When I say "Crash", I mean the screen goes black, no image to screen. Keyboard numlock doesn't work. Even the power or reset buttons don't work - I have to physically remove the power cord and re-plug it in. There is no bluescreen or anything. It just stops working. The event log simply shows that the previous shutdown at <time> was not unexpected.
Things I have tried so far:
- Latest drivers, bioses and firmware versions for the SSD
- Reinstalled windows & drivers
- Run sfc and dism to check that the system files aren't damaged
- Checked temperatures to ensure the CPU/GPU arent overheating (it isn't).

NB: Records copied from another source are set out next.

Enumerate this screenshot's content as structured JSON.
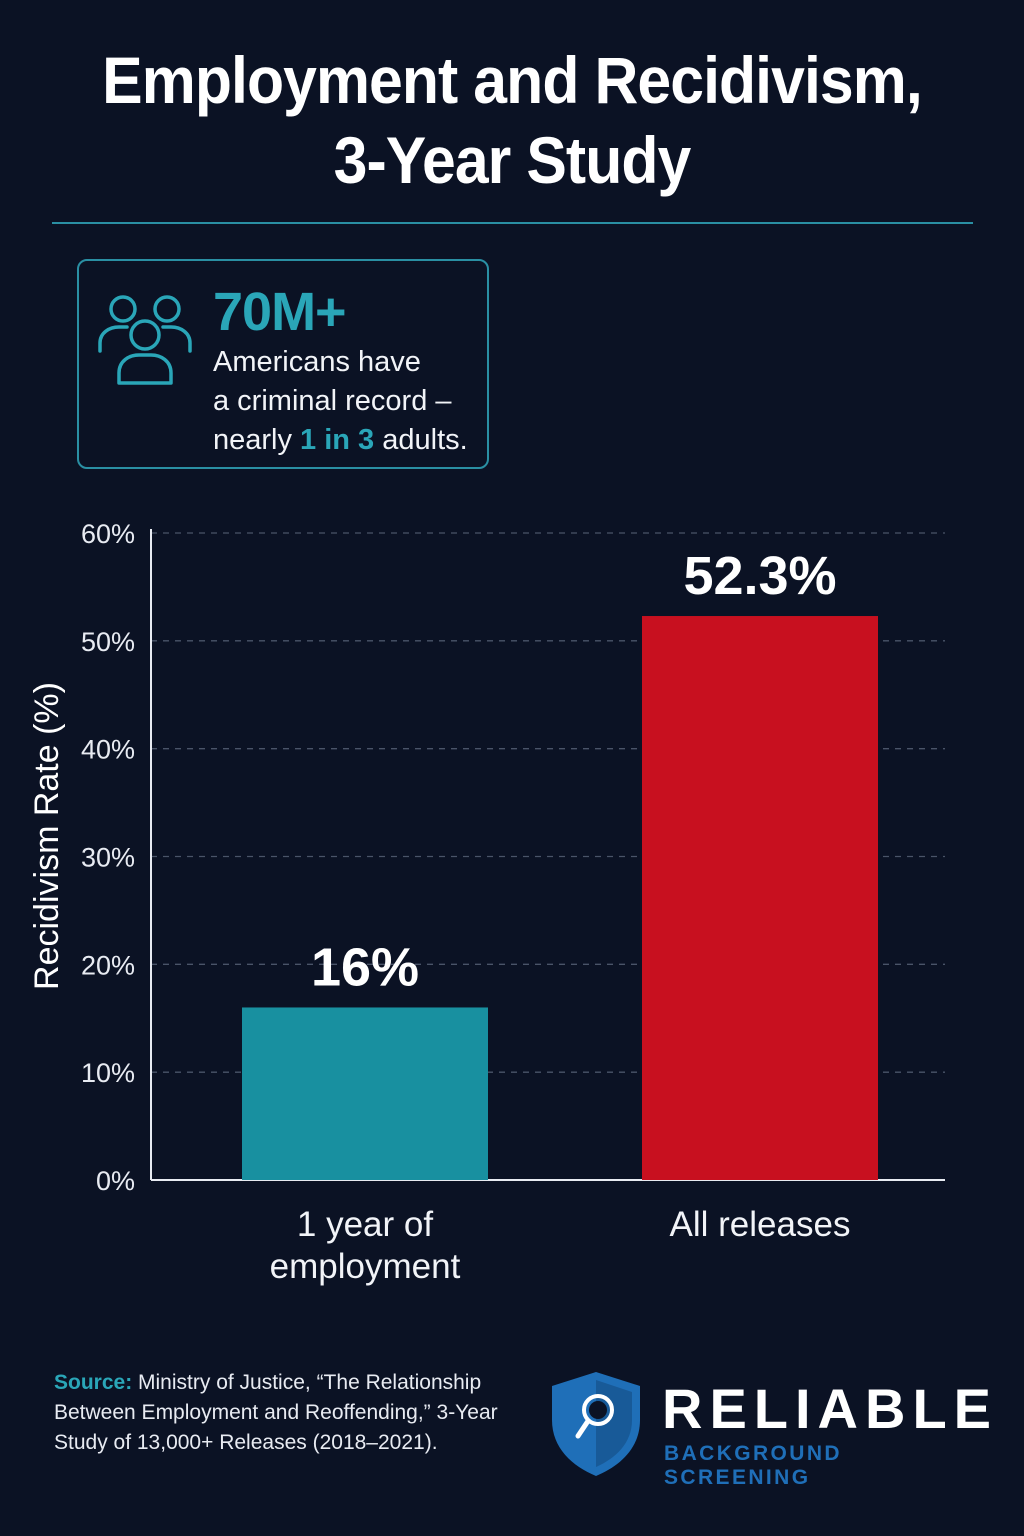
{
  "title": {
    "line1": "Employment and Recidivism,",
    "line2": "3-Year Study"
  },
  "stat": {
    "icon": "people-group-icon",
    "value": "70M+",
    "line1": "Americans have",
    "line2": "a criminal record –",
    "line3_prefix": "nearly ",
    "line3_highlight": "1 in 3",
    "line3_suffix": " adults."
  },
  "colors": {
    "background": "#0b1224",
    "accent": "#2aa6b8",
    "employment_bar": "#1890a0",
    "all_releases_bar": "#c8101f",
    "grid": "#4a5468"
  },
  "chart_data": {
    "type": "bar",
    "ylabel": "Recidivism Rate (%)",
    "xlabel": "",
    "ylim": [
      0,
      60
    ],
    "yticks": [
      "0%",
      "10%",
      "20%",
      "30%",
      "40%",
      "50%",
      "60%"
    ],
    "grid": true,
    "categories": [
      [
        "1 year of",
        "employment"
      ],
      [
        "All releases"
      ]
    ],
    "values": [
      16,
      52.3
    ],
    "data_labels": [
      "16%",
      "52.3%"
    ]
  },
  "source": {
    "label": "Source:",
    "text": " Ministry of Justice, “The Relationship Between Employment and Reoffending,” 3-Year Study of 13,000+ Releases (2018–2021)."
  },
  "logo": {
    "icon": "magnifier-shield-icon",
    "name": "RELIABLE",
    "tagline": "BACKGROUND SCREENING"
  }
}
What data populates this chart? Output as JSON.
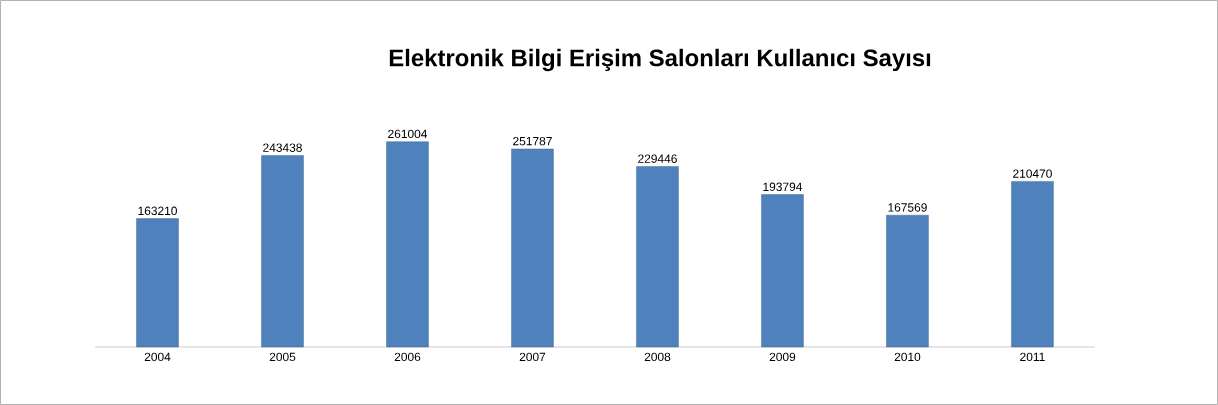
{
  "chart_data": {
    "type": "bar",
    "title": "Elektronik Bilgi Erişim Salonları Kullanıcı Sayısı",
    "categories": [
      "2004",
      "2005",
      "2006",
      "2007",
      "2008",
      "2009",
      "2010",
      "2011"
    ],
    "values": [
      163210,
      243438,
      261004,
      251787,
      229446,
      193794,
      167569,
      210470
    ],
    "color": "#4f81bd",
    "data_labels": true
  }
}
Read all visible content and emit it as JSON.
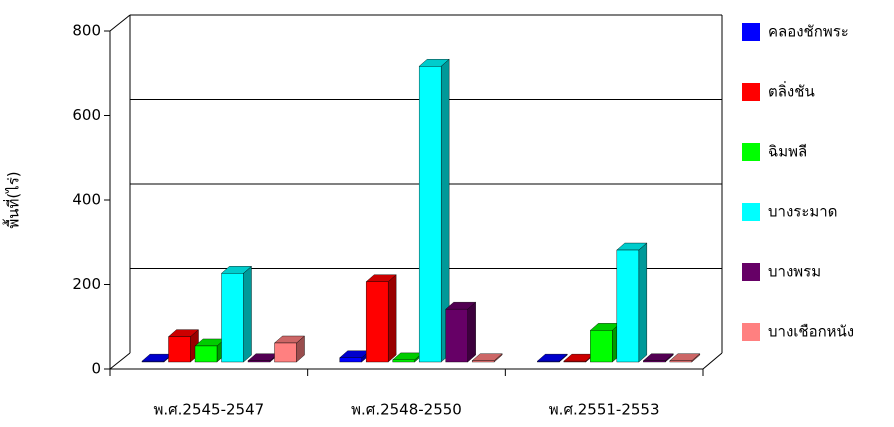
{
  "chart_data": {
    "type": "bar3d",
    "y_label": "พื้นที่(ไร่)",
    "categories": [
      "พ.ศ.2545-2547",
      "พ.ศ.2548-2550",
      "พ.ศ.2551-2553"
    ],
    "series": [
      {
        "name": "คลองชักพระ",
        "color": "#0000ff",
        "values": [
          2,
          10,
          2
        ]
      },
      {
        "name": "ตลิ่งชัน",
        "color": "#ff0000",
        "values": [
          60,
          190,
          2
        ]
      },
      {
        "name": "ฉิมพลี",
        "color": "#00ff00",
        "values": [
          38,
          5,
          75
        ]
      },
      {
        "name": "บางระมาด",
        "color": "#00ffff",
        "values": [
          210,
          700,
          265
        ]
      },
      {
        "name": "บางพรม",
        "color": "#660066",
        "values": [
          3,
          125,
          3
        ]
      },
      {
        "name": "บางเชือกหนัง",
        "color": "#ff8080",
        "values": [
          45,
          3,
          3
        ]
      }
    ],
    "ylim": [
      0,
      800
    ],
    "yticks": [
      0,
      200,
      400,
      600,
      800
    ],
    "grid": true
  }
}
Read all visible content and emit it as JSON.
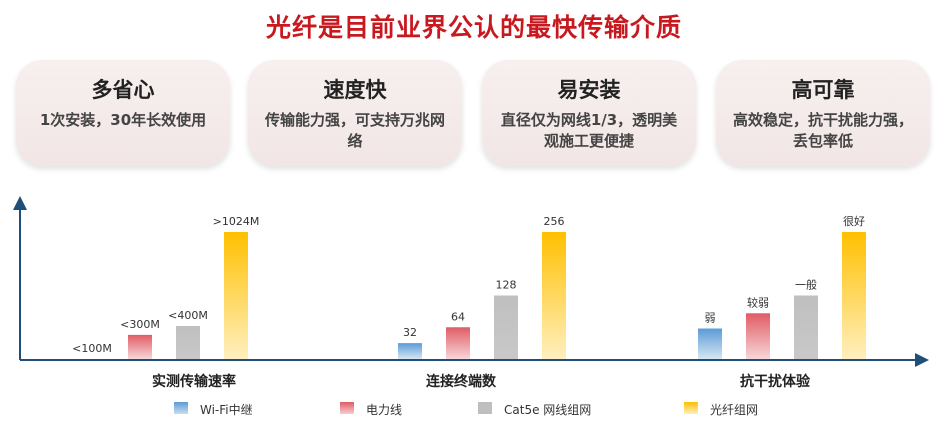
{
  "title": "光纤是目前业界公认的最快传输介质",
  "cards": [
    {
      "title": "多省心",
      "desc": "1次安装，30年长效使用"
    },
    {
      "title": "速度快",
      "desc": "传输能力强，可支持万兆网络"
    },
    {
      "title": "易安装",
      "desc": "直径仅为网线1/3，透明美观施工更便捷"
    },
    {
      "title": "高可靠",
      "desc": "高效稳定，抗干扰能力强，丢包率低"
    }
  ],
  "chart_data": {
    "type": "bar",
    "categories": [
      "实测传输速率",
      "连接终端数",
      "抗干扰体验"
    ],
    "series": [
      {
        "name": "Wi-Fi中继",
        "color": "#5b9bd5"
      },
      {
        "name": "电力线",
        "color": "#e05c65"
      },
      {
        "name": "Cat5e 网线组网",
        "color": "#bfbfbf"
      },
      {
        "name": "光纤组网",
        "color": "#ffc000"
      }
    ],
    "groups": [
      {
        "category": "实测传输速率",
        "scale": "relative",
        "bars": [
          {
            "level": 0,
            "label": "<100M"
          },
          {
            "level": 0.19,
            "label": "<300M"
          },
          {
            "level": 0.26,
            "label": "<400M"
          },
          {
            "level": 1.0,
            "label": ">1024M"
          }
        ]
      },
      {
        "category": "连接终端数",
        "scale": "value",
        "bars": [
          {
            "value": 32,
            "label": "32"
          },
          {
            "value": 64,
            "label": "64"
          },
          {
            "value": 128,
            "label": "128"
          },
          {
            "value": 256,
            "label": "256"
          }
        ]
      },
      {
        "category": "抗干扰体验",
        "scale": "relative",
        "bars": [
          {
            "level": 0.24,
            "label": "弱"
          },
          {
            "level": 0.36,
            "label": "较弱"
          },
          {
            "level": 0.5,
            "label": "一般"
          },
          {
            "level": 1.0,
            "label": "很好"
          }
        ]
      }
    ],
    "xlabel": "",
    "ylabel": "",
    "grid": false,
    "legend": "bottom"
  }
}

- Run synthetic benchmarks like IntelBurnTest and Memtest86.
- Physically relocated the affected machines to another office to see if this is an environmental issue (didn't help).
During synthetic benchmarking the system will sometimes crash, other times remain stable for 48+ hours.
What is going on here? All 8 machines are doing this.